If we read the binary encoding of the float type variable a by reading the int type, it will be a very large value, which can be read and printed in the program:

code show as below:

float a = 5.5;
// 0 10000001 01100000000000000000000
// 0100 0000 1011 0000 0000 0000 0000 0000 Binary 4-spaced equal divisions are directly converted into one hexadecimal number
// 40 b0 00 00
int* n = (int*) & amp;a;
printf("%d\
", *n);

operation result:

Debug window:

Through the above debugging, it is not difficult to find that when we use the integer pointer to point to the address of the float type variable and dereference the access, the number obtained is the binary number of the float type variable directly read in the integer binary mode, so the operation result appears: 1085276160

After the calculator converts the result, it does correspond to the hexadecimal value of the memory window.

Use float* to access int variables

Execute the following code:

int num = 999999999;
float* f_p = (float*) & amp;num;
printf("%f\
", *f_p);

operation result:

Debug window:

When we use the float type pointer to point to the int type variable address and dereference the access, the number obtained is the binary number of the int type variable split into float type binary storage mode (S->E->M) for reading, so the operation occurs Result: 0.004724

Calculator converts integers to binary encoding:

The following is the binary analysis part of reading an integer in float binary:

int num = 999999999;
// 0011 1011 1001 1010 1100 1001 1111 1111
// 3b 9a c9 ff
float* f_p = (float*) & amp;num;
// 0 01110111 00110101100100111111111 float binary
// S E M
// Treat the integer binary as a stored floating-point binary. When reading, E' needs to subtract 127 (or 1023)
// 0 119 (E'=-8) 1755647 (M'= 1.1755647) float scientific notation decimal
// (-1)^0 * 1.1755647 * 2^(-8)
// 1.1755647/256 = 0.004592

Because the number is too small, errors are allowed in machine operations, which is roughly the same as the result 0.004724 given by the console.

E contains both 1 and 0

In addition, in the above example, we have both 0 and 1 digits in the representation part of E, so we can directly subtract 127 (or 1023) to get the E’ value for direct calculation in scientific notation. The M value needs to be preceded by the first 1, because as we mentioned earlier, when storing float type numbers, the significant digits only store numbers after the decimal point.

E is all 0

At this time, the exponent E of the floating point number is equal to 1-127 (or 1-1023), which is the real value.
The effective digit M is no longer added to the first digit of 1, but restored to a decimal of 0.xxxxxx. This is done to represent ±0, and very small numbers close to 0.

E is all 1

At this time, if the significant digits M are all 0, it means ±infinity (the sign bit depends on the sign bit s);

Summary

In this blog, we take a deep dive into how data is stored in memory, focusing on the formats in which integer data (such as char and int) and floating point data (such as float) are stored. We looked at how each type is represented in memory and discussed in detail the impact of unsigned and unsigned numbers on integer promotion. By comparing the storage formats of integer data and floating-point data, we found that they have differences in binary encoding. We also conducted experiments using pointers to access between different types to verify the differences in storage formats.

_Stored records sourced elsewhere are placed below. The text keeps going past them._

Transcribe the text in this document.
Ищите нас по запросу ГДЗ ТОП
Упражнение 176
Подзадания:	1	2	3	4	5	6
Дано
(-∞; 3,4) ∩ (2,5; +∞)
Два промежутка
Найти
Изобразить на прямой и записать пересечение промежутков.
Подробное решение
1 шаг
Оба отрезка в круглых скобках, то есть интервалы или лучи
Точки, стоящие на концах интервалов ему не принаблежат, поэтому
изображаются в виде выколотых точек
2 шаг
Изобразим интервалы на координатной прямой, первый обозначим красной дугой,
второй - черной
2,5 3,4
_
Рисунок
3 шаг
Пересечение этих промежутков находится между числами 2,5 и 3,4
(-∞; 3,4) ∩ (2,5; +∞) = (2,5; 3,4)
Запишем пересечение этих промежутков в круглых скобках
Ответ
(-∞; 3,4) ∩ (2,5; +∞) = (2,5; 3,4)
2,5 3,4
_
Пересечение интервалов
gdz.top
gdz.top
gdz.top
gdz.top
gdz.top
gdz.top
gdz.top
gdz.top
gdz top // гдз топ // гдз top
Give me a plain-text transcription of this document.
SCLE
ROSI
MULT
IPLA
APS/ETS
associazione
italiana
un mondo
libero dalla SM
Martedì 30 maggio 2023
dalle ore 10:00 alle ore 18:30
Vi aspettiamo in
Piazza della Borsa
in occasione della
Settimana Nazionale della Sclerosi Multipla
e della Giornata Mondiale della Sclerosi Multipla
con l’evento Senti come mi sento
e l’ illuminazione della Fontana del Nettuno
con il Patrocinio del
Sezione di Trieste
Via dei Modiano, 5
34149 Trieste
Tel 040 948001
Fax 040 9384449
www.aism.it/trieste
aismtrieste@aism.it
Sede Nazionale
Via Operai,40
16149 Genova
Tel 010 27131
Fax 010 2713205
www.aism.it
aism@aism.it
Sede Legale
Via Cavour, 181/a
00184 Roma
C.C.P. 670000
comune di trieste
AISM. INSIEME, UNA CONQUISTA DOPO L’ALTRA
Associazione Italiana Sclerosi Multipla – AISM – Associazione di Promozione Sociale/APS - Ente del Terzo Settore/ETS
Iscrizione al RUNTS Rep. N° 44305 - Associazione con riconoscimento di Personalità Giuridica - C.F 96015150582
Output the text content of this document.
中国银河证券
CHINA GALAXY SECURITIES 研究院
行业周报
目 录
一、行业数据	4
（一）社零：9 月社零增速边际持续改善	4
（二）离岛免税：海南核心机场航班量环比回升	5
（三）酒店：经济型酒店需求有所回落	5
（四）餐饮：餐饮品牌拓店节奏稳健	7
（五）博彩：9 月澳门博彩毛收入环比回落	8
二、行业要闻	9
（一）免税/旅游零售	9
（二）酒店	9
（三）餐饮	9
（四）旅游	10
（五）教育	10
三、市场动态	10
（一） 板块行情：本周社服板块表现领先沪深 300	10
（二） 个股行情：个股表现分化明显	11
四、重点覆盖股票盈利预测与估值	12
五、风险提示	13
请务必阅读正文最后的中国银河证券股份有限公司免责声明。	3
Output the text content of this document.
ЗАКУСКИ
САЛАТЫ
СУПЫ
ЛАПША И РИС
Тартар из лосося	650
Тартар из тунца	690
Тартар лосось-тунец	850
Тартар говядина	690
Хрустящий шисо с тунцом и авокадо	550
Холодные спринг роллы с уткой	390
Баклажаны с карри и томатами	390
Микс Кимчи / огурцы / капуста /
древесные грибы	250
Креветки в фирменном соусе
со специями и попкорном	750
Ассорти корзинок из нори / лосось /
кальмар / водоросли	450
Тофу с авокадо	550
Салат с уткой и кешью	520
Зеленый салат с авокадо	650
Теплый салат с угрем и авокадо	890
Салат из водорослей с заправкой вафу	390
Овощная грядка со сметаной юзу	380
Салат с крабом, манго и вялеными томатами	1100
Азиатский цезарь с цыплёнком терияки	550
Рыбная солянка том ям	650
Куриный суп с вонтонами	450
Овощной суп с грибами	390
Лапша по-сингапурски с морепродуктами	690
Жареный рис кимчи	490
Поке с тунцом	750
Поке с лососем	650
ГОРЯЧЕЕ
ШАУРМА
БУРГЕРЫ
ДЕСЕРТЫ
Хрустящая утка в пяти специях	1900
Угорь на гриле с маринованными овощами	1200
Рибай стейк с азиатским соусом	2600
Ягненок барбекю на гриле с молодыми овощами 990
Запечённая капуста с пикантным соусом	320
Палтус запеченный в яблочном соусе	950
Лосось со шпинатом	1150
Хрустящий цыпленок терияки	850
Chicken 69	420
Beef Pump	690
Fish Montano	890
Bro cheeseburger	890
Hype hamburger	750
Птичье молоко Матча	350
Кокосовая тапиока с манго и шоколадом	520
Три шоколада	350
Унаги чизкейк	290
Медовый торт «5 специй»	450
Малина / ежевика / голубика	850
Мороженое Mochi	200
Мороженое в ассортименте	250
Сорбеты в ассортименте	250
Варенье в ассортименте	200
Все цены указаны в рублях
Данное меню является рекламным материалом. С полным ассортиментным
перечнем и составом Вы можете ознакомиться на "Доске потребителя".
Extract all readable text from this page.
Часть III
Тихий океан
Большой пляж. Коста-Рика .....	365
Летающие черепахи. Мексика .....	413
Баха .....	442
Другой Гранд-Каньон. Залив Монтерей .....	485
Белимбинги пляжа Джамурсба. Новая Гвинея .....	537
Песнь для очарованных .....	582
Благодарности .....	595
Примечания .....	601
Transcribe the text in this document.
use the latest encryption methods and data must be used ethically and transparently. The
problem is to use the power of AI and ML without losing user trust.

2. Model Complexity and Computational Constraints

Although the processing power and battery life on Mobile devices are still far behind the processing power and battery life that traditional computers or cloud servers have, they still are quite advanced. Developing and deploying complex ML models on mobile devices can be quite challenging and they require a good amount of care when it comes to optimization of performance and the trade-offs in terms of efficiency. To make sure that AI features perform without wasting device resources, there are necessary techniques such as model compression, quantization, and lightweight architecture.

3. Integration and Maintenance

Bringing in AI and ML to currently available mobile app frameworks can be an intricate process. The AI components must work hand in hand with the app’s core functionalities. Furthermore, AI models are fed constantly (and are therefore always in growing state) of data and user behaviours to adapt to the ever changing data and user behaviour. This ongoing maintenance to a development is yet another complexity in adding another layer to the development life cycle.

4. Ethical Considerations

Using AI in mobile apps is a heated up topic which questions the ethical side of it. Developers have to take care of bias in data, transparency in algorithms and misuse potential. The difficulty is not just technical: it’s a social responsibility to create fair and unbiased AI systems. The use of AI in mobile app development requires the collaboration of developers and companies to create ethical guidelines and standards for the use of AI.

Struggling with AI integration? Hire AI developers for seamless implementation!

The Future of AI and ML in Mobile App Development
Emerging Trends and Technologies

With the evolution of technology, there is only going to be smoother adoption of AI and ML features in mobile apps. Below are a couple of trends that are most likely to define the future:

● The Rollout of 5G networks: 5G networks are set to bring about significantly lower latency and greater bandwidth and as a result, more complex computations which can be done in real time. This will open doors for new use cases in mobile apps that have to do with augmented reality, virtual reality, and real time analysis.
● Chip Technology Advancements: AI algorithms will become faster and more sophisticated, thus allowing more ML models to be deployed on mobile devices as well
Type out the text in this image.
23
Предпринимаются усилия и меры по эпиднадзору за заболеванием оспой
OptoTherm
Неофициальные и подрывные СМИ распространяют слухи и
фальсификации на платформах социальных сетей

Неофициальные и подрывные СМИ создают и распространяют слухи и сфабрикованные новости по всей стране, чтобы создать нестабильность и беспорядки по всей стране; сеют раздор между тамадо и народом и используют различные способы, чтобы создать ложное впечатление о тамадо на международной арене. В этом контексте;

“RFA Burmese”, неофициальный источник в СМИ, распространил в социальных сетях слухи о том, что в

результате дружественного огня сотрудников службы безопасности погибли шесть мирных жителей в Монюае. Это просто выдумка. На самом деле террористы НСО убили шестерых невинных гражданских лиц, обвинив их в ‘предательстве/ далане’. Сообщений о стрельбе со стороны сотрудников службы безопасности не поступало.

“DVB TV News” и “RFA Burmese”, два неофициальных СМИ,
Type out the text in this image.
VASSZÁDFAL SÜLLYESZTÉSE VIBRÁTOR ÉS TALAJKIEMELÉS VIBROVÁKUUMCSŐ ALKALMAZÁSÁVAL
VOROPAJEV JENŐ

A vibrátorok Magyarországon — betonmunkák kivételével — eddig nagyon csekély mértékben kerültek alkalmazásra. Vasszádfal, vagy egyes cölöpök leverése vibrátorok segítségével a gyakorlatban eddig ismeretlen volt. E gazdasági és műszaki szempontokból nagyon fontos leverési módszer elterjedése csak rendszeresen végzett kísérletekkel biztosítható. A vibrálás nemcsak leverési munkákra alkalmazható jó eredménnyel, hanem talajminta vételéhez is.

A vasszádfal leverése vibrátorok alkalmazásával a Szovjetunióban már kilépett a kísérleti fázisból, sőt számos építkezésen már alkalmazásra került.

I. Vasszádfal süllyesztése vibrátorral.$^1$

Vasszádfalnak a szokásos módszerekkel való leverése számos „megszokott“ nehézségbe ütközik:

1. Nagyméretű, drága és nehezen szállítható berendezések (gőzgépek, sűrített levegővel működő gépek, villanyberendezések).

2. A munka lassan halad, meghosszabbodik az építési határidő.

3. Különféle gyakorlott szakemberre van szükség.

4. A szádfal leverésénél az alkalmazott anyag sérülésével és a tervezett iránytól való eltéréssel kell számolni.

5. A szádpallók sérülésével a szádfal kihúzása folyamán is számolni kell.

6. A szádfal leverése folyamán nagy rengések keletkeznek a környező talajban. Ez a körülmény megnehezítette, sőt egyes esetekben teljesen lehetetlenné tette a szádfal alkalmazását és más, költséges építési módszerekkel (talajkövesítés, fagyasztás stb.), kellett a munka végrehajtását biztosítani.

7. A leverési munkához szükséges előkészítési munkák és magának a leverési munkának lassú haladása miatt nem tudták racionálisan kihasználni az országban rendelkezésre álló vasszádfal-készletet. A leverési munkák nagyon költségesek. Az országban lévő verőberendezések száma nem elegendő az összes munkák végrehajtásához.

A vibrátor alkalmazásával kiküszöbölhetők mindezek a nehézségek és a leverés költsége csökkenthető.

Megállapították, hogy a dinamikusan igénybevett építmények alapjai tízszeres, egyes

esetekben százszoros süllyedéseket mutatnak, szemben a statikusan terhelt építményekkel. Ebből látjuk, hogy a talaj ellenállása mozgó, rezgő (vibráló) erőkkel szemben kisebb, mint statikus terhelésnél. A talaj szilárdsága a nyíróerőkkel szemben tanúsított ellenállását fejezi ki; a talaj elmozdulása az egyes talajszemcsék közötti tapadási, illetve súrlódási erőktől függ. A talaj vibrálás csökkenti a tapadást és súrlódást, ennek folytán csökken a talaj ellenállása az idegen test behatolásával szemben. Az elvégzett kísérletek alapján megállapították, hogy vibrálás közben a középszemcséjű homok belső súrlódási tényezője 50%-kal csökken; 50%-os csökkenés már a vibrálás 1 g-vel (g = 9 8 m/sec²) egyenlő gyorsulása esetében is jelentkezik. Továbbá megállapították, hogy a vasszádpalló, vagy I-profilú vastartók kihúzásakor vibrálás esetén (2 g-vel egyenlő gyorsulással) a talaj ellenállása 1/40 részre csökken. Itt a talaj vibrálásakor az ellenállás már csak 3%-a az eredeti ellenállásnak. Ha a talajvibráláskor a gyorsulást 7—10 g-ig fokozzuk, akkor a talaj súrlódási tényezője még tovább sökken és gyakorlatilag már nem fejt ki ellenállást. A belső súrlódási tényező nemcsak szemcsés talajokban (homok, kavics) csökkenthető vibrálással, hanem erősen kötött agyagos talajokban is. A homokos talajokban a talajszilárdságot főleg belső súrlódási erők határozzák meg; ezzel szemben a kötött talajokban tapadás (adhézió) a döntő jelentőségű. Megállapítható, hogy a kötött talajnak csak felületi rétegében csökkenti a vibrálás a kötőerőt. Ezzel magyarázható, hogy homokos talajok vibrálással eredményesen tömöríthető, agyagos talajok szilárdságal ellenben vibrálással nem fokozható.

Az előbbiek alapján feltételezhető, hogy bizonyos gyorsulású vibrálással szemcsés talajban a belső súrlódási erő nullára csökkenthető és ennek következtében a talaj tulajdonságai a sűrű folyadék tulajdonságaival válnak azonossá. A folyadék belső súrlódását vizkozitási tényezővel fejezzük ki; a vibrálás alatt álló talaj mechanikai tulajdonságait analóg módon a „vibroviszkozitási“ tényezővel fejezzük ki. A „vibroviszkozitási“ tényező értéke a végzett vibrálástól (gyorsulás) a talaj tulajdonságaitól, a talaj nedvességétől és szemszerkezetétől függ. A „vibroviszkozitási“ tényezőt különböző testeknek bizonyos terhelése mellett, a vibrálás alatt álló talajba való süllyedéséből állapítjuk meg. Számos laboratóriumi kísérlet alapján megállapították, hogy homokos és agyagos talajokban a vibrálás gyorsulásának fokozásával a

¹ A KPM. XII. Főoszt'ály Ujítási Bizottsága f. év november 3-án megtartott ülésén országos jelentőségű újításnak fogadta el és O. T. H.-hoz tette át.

Through this blog, I hope readers can better understand how data is stored in memory, and have a clearer understanding of the integer improvement of unsigned numbers. A deep understanding of these concepts is important in programming and data processing and can help us better understand how computer systems work and write more efficient and accurate code. In future programming and data processing, we should pay attention to how data is stored, especially when performing type conversions and data operations. Understanding data storage formats and conversion rules between types will help us write more robust and reliable code.